Thunderstorms and heavy rainfall are expected mid-week, followed by high temperatures and humidity with heat indexes in the upper 90s and potentially exceeding 100 degrees on Friday and through the weekend, the utility company noted.
"Customers of Central Hudson Gas & Electric Corp. are urged to prepare for these weather systems by taking precautions in the event of electric service interruptions brought about by storms and conserving energy while staying cool during the heatwave.”
Charles Freni, the CEO and President of Central Hudson said that “scattered thunderstorms and heavy rainfall are expected on Wednesday and Thursday, as remnants of Tropical Storm Barry are carried into the region. As we prepare for the potential of service interruptions as a result of storm activity, so, too, should our customers.”
Freni said customers should:
- Pay attention to weather advisories, storm outage updates and/or shelter information;
- Charge electronic devices in order to connect with https://StormCentral.CenHud.com;
- Follow Central Hudson on Facebook and Twitter to stay current on storm conditions and service restorations;
- Keep handy a flashlight and fresh batteries;
- Have a battery-powered radio to remain informed of restoration efforts;
- Be alert to the possibility of localized flooding and avoid driving through standing water; and
- Stay at least 30 feet away from downed power lines, and remember that lines may be entangled and hidden in fallen trees or water. Assume all downed lines are live.
Freni noted that energy use and costs may rise as residents and businesses rely on air conditioning to keep cool.
“The wholesale market price for electricity tends to increase with higher temperatures, which, when combined with higher usage, can raise energy bills,” he said."Using appliances efficiently and taking steps to reduce energy use can help manage costs."
To help keep costs down, Freni said that residents can save money by:
- Setting thermostats on air conditioners to 78 degrees and higher during times when the home is not occupied, and considering the use of fans to keep cool. Also, changing dirty filters on air conditioners will help the unit run more efficiently;
- Turning off lights and appliances when not in use, and unplugging electronic devices, such as televisions, entertainment systems and computers, that continue to draw power even when off.

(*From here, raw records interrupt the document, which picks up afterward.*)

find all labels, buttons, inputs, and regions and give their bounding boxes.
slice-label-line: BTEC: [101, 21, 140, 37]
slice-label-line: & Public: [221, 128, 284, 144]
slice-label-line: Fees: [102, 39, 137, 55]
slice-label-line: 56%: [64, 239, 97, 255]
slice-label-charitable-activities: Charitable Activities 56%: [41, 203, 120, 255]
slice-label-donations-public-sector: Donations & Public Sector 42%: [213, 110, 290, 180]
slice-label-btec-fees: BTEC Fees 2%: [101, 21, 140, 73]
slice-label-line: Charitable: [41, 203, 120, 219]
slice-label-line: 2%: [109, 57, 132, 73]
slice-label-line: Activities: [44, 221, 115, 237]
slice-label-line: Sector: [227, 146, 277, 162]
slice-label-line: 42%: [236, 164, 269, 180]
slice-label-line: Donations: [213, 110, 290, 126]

Some devices use up to 25 watts of “standby power” when idle, and approximately 10 percent of the total energy used by homes powers devices that are not in use. Plugging these devices into a power strip and then switching off the strip when the devices are not used is a convenient and effective way to reduce standby power;
- Using large appliances such as dishwashers and clothes dryers during the evening hours, when overall energy use is less;
- Closing doors, windows, curtains, shades and blinds during the day to seal out the heat and block sunlight when temperatures are at their highest; and
- Keeping refrigerator and freezer doors closed as long as possible, and limiting the time they are opened.